Lundi encore, Mme Couillard affirmait en entrevue être agente immobilière. Le site Internet de l'Association des courtiers et agents immobiliers du Québec (ACAIQ) ne lui associe aucun autre employeur potentiel que Kevlar. «Est-ce qu'elle est un prête-nom?», s'est demandé le député Coderre. Le Devoir révélait cette semaine que Mme Couillard a fondé une entreprise spécialisée dans la sécurité des aéroports et qu'elle avait déjà tenté d'obtenir des contrats dans les aéroports canadiens. Le ministre de la Sécurité publique a affirmé à cet égard, en réponse au Bloc québécois, que toutes les entreprises faisant de telles offres devaient se soumettre à des vérifications.
Pour clarifier toutes ces zones d'ombre, le Bloc québécois demandera au comité de la Sécurité publique de tenir des audiences et de convoquer Mme Couillard pour qu'elle réponde, cette fois, à toutes les questions sous serment. Le chef libéral Stéphane Dion réclame une enquête soit du Parlement, soit de la GRC.
Harper critiqué
Il a été impossible de savoir hier où se trouvait Maxime Bernier. À son bureau de circonscription, on nous renvoyait à Ottawa, où il a été impossible de parler à quiconque. Le message sur le répondeur du bureau parlementaire du député n'avait pas encore été modifié et invitait encore les gens à téléphoner à son bureau de ministre. Il n'était pas à la Chambre des communes non plus.

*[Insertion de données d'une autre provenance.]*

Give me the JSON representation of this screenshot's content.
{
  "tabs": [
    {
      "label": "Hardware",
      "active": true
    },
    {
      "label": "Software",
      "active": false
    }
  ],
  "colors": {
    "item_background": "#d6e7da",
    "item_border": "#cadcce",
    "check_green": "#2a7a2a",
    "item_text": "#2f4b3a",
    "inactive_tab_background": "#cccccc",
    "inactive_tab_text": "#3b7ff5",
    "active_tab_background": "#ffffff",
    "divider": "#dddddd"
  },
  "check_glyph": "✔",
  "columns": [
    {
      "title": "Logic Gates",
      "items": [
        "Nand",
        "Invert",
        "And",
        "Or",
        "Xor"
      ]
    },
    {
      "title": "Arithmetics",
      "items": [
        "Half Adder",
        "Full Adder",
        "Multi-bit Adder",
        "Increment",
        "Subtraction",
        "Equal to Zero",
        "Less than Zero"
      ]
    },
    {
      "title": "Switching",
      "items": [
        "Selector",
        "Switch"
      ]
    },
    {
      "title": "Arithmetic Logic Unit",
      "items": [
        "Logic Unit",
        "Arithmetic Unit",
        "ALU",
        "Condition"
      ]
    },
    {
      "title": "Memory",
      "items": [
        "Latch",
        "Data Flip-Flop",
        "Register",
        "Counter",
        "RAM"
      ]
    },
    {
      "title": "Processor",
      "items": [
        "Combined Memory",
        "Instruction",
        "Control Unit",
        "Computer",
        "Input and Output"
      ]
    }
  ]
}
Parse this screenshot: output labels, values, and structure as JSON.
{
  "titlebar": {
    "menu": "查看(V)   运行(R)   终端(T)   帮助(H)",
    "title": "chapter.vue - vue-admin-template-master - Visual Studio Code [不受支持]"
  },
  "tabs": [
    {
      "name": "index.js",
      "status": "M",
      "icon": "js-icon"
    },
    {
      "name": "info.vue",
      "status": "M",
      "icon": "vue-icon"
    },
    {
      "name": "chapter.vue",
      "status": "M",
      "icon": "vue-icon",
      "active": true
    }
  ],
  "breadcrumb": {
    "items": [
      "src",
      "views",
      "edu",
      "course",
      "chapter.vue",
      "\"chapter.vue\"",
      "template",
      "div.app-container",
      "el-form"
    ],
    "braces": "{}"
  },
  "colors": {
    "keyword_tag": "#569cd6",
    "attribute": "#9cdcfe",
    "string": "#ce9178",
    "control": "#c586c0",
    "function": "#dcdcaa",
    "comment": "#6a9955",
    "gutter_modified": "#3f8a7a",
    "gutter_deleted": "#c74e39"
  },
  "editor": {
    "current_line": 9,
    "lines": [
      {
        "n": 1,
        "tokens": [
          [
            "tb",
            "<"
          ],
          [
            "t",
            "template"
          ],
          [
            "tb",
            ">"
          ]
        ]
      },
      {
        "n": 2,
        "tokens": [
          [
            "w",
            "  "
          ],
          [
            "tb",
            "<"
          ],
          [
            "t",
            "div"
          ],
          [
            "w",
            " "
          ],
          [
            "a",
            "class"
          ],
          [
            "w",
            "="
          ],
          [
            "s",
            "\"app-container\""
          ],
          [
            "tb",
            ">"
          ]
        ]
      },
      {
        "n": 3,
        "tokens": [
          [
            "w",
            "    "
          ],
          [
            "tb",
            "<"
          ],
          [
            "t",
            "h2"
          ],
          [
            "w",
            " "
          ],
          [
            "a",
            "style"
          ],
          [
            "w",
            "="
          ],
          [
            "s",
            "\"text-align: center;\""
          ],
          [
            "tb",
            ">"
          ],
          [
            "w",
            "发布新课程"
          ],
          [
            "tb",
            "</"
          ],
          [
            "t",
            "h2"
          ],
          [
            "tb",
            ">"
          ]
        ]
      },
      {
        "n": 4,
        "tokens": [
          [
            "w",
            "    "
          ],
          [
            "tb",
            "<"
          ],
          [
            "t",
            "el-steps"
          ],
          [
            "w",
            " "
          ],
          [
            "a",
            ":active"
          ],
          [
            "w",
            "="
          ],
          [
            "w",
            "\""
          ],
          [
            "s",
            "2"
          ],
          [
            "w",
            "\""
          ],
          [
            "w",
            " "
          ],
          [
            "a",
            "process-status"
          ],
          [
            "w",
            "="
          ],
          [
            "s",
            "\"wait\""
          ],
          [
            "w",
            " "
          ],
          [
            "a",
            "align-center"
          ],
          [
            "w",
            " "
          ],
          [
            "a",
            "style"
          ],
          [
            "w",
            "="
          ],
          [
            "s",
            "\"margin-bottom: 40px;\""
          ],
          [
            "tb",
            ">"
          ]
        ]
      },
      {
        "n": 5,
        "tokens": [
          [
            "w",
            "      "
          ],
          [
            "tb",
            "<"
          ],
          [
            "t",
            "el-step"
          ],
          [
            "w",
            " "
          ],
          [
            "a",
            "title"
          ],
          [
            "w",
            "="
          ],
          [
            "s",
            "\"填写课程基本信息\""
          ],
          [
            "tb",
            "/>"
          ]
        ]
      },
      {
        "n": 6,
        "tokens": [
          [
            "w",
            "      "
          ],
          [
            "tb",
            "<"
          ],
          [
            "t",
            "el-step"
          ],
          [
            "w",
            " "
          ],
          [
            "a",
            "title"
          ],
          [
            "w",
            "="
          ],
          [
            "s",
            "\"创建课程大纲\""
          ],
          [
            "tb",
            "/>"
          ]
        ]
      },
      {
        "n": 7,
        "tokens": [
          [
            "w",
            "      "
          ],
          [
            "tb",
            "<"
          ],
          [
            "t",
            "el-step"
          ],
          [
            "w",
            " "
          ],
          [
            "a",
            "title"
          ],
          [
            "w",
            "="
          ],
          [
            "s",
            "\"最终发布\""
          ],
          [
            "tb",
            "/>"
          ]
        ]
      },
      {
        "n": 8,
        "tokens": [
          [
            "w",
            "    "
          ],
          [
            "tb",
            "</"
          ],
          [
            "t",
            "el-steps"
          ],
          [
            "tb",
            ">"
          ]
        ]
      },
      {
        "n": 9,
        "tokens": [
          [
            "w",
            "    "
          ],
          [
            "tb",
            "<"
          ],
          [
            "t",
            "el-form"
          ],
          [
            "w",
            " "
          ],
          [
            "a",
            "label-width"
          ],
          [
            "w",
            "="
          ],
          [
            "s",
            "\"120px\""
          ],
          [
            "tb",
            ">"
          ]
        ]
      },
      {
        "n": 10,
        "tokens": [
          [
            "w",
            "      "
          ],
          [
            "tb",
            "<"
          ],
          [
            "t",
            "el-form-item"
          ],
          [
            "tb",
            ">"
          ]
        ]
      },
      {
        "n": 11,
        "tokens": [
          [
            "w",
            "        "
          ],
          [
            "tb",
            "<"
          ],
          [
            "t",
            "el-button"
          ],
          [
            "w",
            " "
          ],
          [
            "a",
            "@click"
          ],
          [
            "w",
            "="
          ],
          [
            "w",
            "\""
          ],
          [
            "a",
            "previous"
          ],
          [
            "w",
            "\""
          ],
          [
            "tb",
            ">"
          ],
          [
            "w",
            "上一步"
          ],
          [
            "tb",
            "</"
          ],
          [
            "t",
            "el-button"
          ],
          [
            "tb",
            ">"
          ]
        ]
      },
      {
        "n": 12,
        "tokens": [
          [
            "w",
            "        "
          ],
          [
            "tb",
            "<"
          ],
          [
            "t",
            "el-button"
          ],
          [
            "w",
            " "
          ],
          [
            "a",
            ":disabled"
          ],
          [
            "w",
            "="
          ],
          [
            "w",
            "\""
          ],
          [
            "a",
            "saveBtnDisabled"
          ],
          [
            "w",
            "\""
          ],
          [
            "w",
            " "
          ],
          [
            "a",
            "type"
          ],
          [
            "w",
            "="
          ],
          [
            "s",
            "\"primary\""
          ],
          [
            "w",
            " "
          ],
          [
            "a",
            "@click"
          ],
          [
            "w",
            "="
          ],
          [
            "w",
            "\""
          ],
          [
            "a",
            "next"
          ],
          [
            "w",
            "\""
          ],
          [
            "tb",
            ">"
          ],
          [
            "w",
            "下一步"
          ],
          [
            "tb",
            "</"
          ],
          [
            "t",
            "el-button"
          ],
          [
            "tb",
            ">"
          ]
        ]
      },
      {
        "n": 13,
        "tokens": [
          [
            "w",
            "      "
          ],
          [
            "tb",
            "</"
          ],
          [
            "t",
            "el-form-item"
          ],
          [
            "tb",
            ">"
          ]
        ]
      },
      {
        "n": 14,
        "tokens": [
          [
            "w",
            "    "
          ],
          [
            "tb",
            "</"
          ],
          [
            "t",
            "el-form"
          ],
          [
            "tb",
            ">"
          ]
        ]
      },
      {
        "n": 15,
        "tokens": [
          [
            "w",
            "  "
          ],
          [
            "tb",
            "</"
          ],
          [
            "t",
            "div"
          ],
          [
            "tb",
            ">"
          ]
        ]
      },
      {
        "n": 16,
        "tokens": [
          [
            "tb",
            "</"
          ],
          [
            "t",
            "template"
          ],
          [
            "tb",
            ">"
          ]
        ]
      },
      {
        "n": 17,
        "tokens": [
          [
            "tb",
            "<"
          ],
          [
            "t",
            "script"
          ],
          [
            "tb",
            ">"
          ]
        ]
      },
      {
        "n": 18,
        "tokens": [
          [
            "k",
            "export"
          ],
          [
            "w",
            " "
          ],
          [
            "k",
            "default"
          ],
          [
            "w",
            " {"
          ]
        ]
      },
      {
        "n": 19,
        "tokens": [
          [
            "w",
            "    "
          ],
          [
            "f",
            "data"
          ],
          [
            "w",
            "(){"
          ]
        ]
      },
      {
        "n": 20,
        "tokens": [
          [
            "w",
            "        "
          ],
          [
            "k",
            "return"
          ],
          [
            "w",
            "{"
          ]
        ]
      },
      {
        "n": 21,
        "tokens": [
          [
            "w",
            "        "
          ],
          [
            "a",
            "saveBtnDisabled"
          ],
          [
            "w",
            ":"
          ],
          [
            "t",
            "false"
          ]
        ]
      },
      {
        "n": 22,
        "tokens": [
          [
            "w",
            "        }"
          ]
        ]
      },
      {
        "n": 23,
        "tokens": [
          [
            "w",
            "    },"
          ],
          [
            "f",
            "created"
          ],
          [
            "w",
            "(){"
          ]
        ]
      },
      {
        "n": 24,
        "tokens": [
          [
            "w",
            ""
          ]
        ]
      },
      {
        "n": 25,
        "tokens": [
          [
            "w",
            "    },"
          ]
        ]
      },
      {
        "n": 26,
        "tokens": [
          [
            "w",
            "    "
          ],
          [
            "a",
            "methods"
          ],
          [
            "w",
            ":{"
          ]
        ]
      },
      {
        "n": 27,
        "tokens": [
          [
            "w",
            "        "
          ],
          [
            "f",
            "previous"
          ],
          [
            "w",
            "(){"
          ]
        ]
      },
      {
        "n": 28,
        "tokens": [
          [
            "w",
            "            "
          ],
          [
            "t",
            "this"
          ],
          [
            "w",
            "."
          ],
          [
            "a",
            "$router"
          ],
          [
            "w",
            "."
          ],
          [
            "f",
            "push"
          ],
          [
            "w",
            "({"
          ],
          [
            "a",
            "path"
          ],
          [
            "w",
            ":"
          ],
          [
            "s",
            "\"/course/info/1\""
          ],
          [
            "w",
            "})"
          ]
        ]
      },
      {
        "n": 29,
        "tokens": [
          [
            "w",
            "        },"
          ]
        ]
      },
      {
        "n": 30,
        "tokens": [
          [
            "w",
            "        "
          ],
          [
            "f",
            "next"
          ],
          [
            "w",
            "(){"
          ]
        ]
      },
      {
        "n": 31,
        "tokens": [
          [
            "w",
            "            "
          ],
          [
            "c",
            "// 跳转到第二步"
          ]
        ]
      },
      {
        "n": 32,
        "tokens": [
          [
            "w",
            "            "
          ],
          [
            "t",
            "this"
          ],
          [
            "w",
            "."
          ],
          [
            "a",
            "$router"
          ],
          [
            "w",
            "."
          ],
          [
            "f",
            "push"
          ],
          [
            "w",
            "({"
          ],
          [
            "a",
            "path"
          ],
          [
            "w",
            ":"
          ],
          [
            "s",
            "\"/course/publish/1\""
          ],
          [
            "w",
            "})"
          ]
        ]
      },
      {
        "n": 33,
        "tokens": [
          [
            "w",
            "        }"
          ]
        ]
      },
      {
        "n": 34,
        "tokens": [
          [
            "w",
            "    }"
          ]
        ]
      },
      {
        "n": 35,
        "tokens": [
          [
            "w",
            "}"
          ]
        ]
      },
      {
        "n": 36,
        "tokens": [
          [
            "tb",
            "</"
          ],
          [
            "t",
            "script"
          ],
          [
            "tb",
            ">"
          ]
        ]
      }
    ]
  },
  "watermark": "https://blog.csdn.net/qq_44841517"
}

À la Chambre des communes, c'est surtout le jugement du premier ministre, qui a défendu Maxime Bernier jusqu'au bout, qui a été vertement critiqué. «Cinq heures avant que le ministre des Affaires étrangères ne démissionne, a rappelé le chef libéral, Stéphane Dion, le premier ministre a dit: "Je ne prends pas ces sujets au sérieux." En effet, il n'a pas pris ce sujet au sérieux, et cela révèle le déconcertant manque de jugement du premier ministre.»
Le gouvernement conservateur répète par ailleurs que la démission de M. Bernier n'a rien à voir avec le passé trouble de Julie Couillard. «Il importe peu que les documents aient été laissés dans un restaurant, chez un ami ou chez Mme Couillard, a lancé Peter Van Loan. C'était une grave erreur et le ministre a démissionné.»
Le départ de M. Bernier réduit le poids du Québec au sein du cabinet conservateur. Plus que quatre ministres en proviennent. À Québec, le premier ministre Jean Charest -- lui-même issu de la famille conservatrice -- s'est contenté d'affirmer que c'était «triste» pour M. Bernier. De son côté, la ministre des Finances, Monique Jérôme-Forget, s'est montrée plus loquace en soulignant la «position extrêmement problématique» de M. Bernier au regard de sa carrière politique. «Il a dû tirer la ligne lui-même» compte tenu du fait qu'il a oublié «des documents confidentiels chez une chérie qui, manifestement, n'est plus une chérie et qui a décidé de donner le document à une firme d'avocats.» La ministre est même allée plus loin en affirmant qu'«il est clair que cette personne-là a utilisé ce document pour mettre le ministre dans l'embarras». Pour le leader parlementaire de l'opposition officielle, Sébastien Proulx, c'est le poids politique du Québec qui vient de diminuer à Ottawa avec la démission de M. Bernier.